Banks must protect depositors from fraud.
A rising number of Japanese are discovering that millions of yen have disappeared from their bank accounts. They are victims of a new and rapidly growing type of cash card fraud called skimming.
Skimming involves stealing the data contained in the magnetic strip of a cash card by swiping it through a small electronic device. The stolen data are used to make a counterfeit card that can withdraw cash from the victim's account at an automatic teller machine (ATM).
One group of suspected offenders recently arrested by police in Tokyo and other prefectures in the metropolitan area took advantage of the fact that many golfers use the PIN code for their cash cards as the number for their security lockers at golf clubs.
The suspects allegedly obtained the master key from the manager of a golf course to open the security lockers. They then stole crucial data from the cash cards inside with a skimming device and later produced fraudulent cards, according to police.
Cash card fraud has been rising sharply in recent years, according to the Japanese Bankers Association. The number of reported cases jumped from just four in fiscal 2002 to 91 in 2003. In the first half of the current fiscal year, as many as 122 cases were disclosed for a total damage of 460 million yen, according to the association.
While this is obviously a serious problem threatening to undermine public faith in the safety of bank deposits, Japanese financial institutions have been slow to respond. Banks are lukewarm about dealing with this new wave of crime because they think they are not liable for the damage caused by these schemes.
Initially, the banking industry was even unwilling to file police reports on these fraud cases. The banks agreed to report skimming incidents to police in June last year, but they are still very cautious about compensating victims for their losses.
Frustrated individual victims have sued the banks for damages or forged alliances for such litigation. Meanwhile, worried depositors have started dispersing the risks by spreading their deposits over many bank accounts.
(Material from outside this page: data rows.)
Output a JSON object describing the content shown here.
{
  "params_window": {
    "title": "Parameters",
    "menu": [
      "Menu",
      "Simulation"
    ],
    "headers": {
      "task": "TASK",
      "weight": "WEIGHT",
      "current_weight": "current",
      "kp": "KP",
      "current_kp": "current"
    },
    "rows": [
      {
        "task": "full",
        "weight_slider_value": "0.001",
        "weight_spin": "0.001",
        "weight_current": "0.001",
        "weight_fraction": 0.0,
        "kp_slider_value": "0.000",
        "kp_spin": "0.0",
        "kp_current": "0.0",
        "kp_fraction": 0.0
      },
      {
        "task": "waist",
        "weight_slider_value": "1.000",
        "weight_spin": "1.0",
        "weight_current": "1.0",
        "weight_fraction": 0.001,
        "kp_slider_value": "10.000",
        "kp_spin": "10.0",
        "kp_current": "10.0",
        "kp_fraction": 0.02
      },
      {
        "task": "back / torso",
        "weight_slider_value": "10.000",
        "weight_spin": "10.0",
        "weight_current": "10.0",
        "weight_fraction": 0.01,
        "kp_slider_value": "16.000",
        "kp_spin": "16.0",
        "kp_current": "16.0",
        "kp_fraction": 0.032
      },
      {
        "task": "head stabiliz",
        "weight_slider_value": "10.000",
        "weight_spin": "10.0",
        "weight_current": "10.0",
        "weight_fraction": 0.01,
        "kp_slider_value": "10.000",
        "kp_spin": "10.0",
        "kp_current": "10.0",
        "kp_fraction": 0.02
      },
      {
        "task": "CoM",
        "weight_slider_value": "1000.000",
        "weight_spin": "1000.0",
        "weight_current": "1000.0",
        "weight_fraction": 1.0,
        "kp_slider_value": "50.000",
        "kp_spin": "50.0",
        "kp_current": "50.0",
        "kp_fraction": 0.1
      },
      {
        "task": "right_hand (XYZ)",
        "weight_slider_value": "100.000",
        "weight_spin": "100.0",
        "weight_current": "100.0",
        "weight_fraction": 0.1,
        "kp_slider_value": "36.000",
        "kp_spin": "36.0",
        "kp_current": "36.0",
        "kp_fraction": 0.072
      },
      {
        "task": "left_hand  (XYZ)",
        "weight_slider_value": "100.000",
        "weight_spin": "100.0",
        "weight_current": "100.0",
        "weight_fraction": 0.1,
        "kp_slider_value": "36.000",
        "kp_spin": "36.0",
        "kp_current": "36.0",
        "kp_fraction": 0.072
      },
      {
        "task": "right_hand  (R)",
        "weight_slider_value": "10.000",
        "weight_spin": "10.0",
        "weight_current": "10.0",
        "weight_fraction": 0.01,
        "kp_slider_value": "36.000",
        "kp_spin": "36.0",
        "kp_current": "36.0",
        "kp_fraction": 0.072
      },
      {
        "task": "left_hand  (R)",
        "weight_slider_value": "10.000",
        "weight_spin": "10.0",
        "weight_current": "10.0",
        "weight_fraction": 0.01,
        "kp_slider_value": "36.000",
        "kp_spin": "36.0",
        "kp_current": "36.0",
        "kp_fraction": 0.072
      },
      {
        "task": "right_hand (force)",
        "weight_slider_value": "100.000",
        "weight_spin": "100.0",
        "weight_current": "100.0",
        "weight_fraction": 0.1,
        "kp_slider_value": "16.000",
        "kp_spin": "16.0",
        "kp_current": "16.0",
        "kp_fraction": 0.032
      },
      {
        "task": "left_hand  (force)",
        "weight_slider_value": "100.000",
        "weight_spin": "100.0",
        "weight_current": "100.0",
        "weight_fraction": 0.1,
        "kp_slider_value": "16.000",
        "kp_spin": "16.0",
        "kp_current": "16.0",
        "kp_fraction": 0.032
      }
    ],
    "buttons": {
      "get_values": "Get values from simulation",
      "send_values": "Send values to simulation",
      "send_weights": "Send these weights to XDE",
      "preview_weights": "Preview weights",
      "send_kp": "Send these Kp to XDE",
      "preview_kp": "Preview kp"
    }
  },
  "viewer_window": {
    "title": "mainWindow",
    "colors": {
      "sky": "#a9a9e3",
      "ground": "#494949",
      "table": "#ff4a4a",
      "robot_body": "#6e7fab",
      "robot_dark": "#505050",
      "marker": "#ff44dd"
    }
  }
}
Clearly, steps must be taken to prevent further confusion and anxiety among depositors. The Financial Services Agency has decided to study the situation and work out policy responses by the end of February. Prompt action by the authorities is now urgently needed.
Possible measures include new legislation to obligate banks to pay compensation for losses from cash card fraud if the victims are free from fault. The banking industry can establish self-imposed rules for compensation in such cases.
The U.S. law requires banks to provide nearly full compensation to card fraud victims as long as they report the theft or loss of their cards to the banks within a certain period of time.
In Britain and Germany, there are self-imposed rules mandating banks to cover the better part of the damage from card fraud on condition that there has been no serious negligence on the part of the victims.
There are a number of things banks can do without waiting for new legislation or rules. They can, for instance, switch from cards with a magnetic strip to smart cards with a built-in chip that are harder to forge.
They can also introduce a new verification system based on cardholders' biological data, like palm vein patterns, or simply lower the maximum amount that can be withdrawn from ATMs.
Some banks will adopt or have already adopted such new security steps, although some are subject to the depositor's choice.
One thing that is certain now is that more depositors will pay serious attention to banks' security efforts in deciding where to park their savings.